In the gastrointestinal tract, the epithelial lining acts as physical and immunological barrier between the microorganisms of the gut and the body. The epithelial cells can sense microorganisms, which activates innate immune signaling pathways and leads to an inflammatory response. Chronic inflammations, for example caused by infection with the gastric pathogen Helicobacter pylori, can cause serious disease, including cancer.
We analyse the molecular basis of innate immune signaling in the epithelium of the gastrointestinal tract and the host cell response to infections such as with H. pylori or Epstein Barr Virus. To these ends, we use adult stem cell-derived organoids.

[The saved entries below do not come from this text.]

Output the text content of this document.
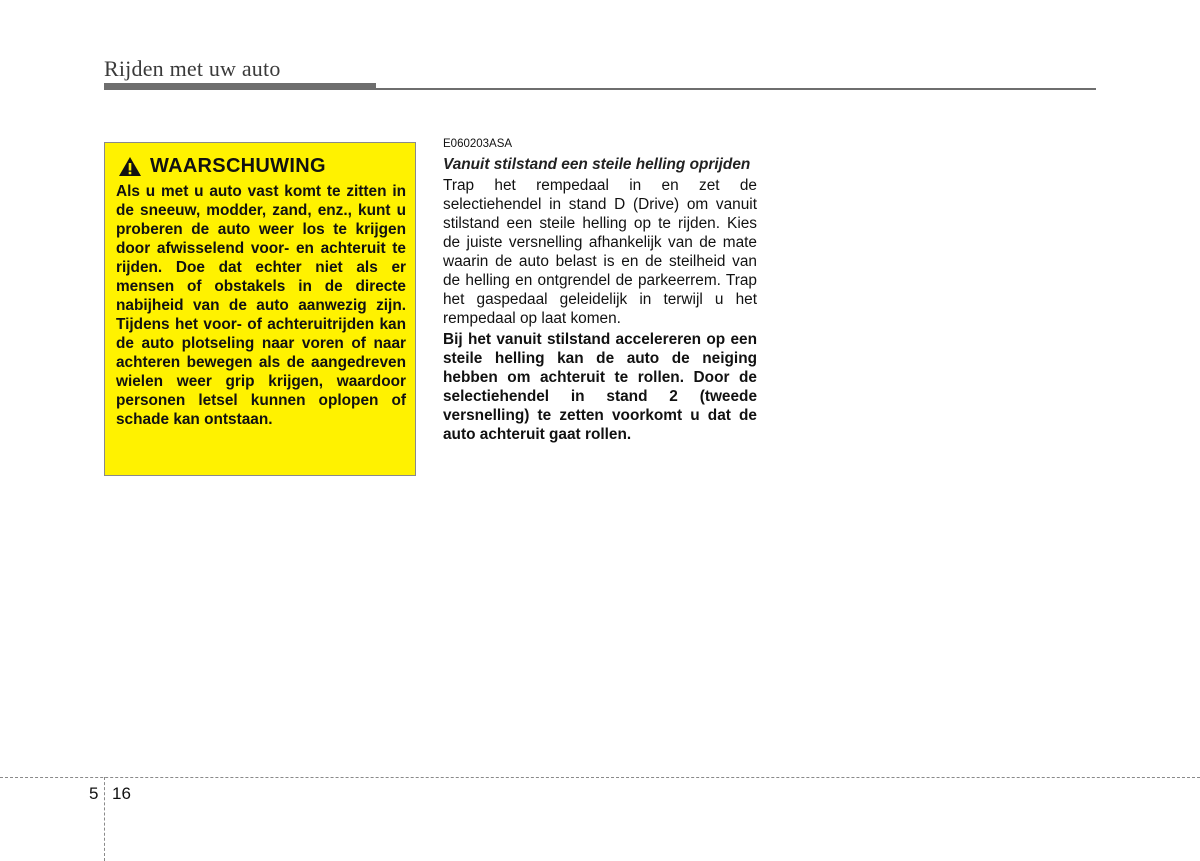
Rijden met uw auto
WAARSCHUWING

Als u met u auto vast komt te zitten in de sneeuw, modder, zand, enz., kunt u proberen de auto weer los te krijgen door afwisselend voor- en achteruit te rijden. Doe dat echter niet als er mensen of obstakels in de directe nabijheid van de auto aanwezig zijn. Tijdens het voor- of achteruitrijden kan de auto plotseling naar voren of naar achteren bewegen als de aangedreven wielen weer grip krijgen, waardoor personen letsel kunnen oplopen of schade kan ontstaan.

E060203ASA

Vanuit stilstand een steile helling oprijden

Trap het rempedaal in en zet de selectiehendel in stand D (Drive) om vanuit stilstand een steile helling op te rijden. Kies de juiste versnelling afhankelijk van de mate waarin de auto belast is en de steilheid van de helling en ontgrendel de parkeerrem. Trap het gaspedaal geleidelijk in terwijl u het rempedaal op laat komen.

Bij het vanuit stilstand accelereren op een steile helling kan de auto de neiging hebben om achteruit te rollen. Door de selectiehendel in stand 2 (tweede versnelling) te zetten voorkomt u dat de auto achteruit gaat rollen.

5 16
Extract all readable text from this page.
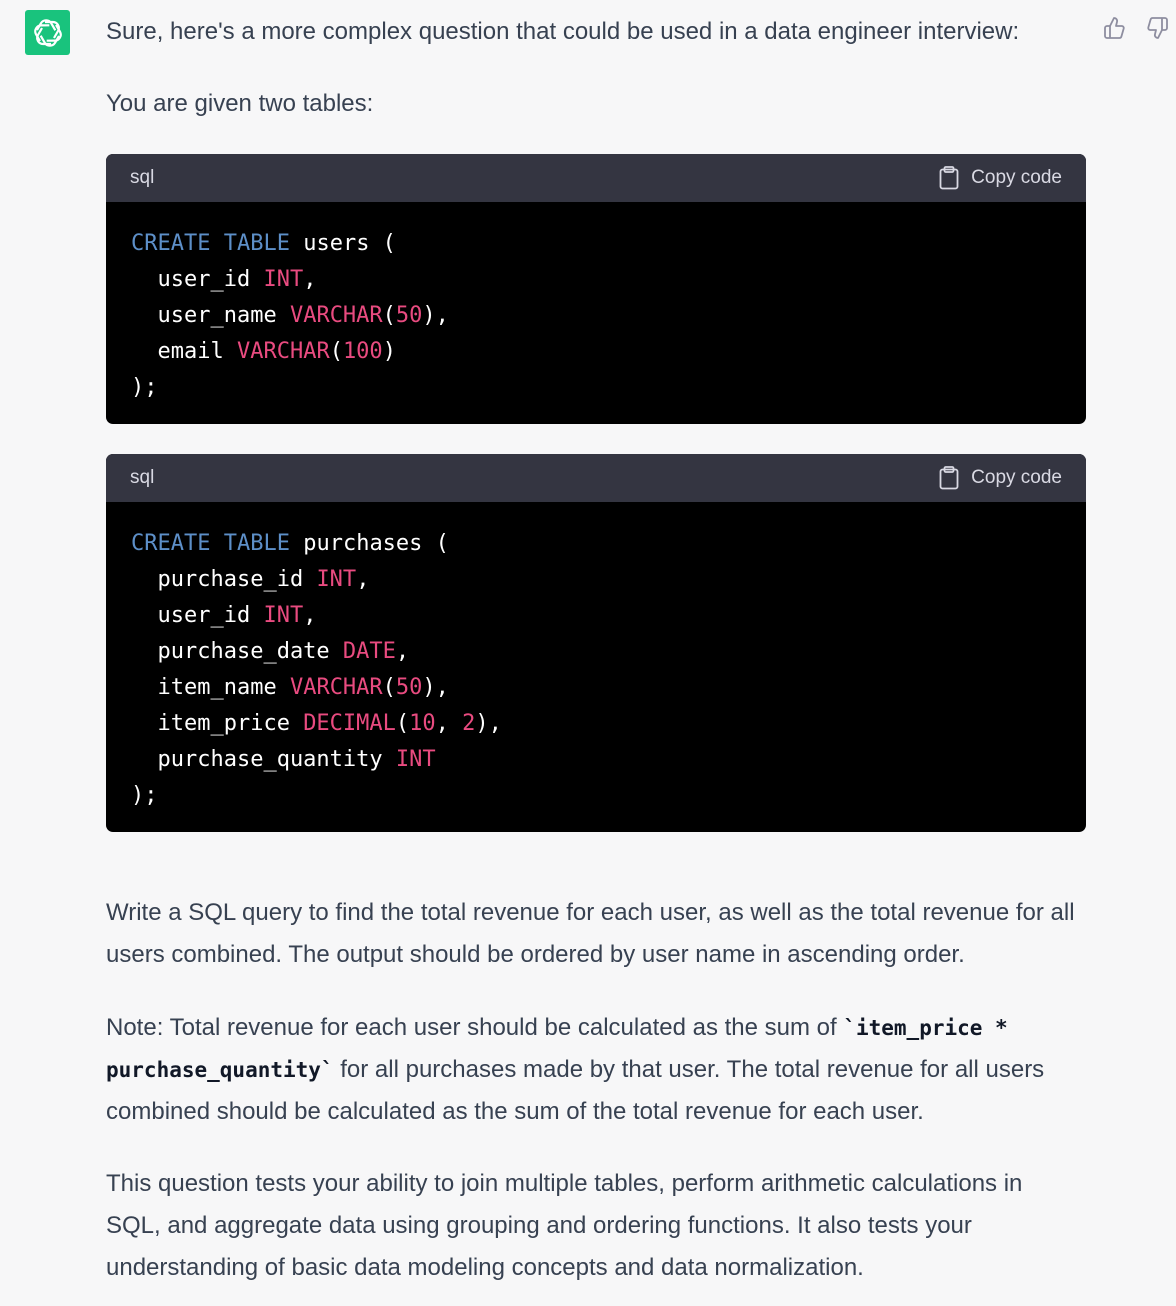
Sure, here's a more complex question that could be used in a data engineer interview:

You are given two tables:

sql	Copy code
CREATE TABLE users (
user_id INT,
user_name VARCHAR(50),
email VARCHAR(100)
);
sql	Copy code
CREATE TABLE purchases (
purchase_id INT,
user_id INT,
purchase_date DATE,
item_name VARCHAR(50),
item_price DECIMAL(10, 2),
purchase_quantity INT
);

Write a SQL query to find the total revenue for each user, as well as the total revenue for all users combined. The output should be ordered by user name in ascending order.

Note: Total revenue for each user should be calculated as the sum of `item_price * purchase_quantity` for all purchases made by that user. The total revenue for all users combined should be calculated as the sum of the total revenue for each user.

This question tests your ability to join multiple tables, perform arithmetic calculations in SQL, and aggregate data using grouping and ordering functions. It also tests your understanding of basic data modeling concepts and data normalization.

We generated a biobank of human and murine organoids covering 6 sites from stomach to colon. RNA-sequencing showed that the tissue identity is conserved in the adult stem cells. Moreover, components of the epithelial innate immune sensing, such as toll like receptors, are part of the tissue identity and highly organized along the gastrointestinal tract. This organization is for a large part determined by developmental processes rather than by environmental factors.
Infection of the organoids with pathogens demonstrates that normal gastric organoids can be well infected with H. pylori and single cell RNA sequencing of infected cells reveals a preferential target cell of H. pylori. EBV on the other hand does not infect healthy gastric organoids, but only gastric cancer organoids, indicating that in the case of EBV, cellular changes have to occur to enable infection.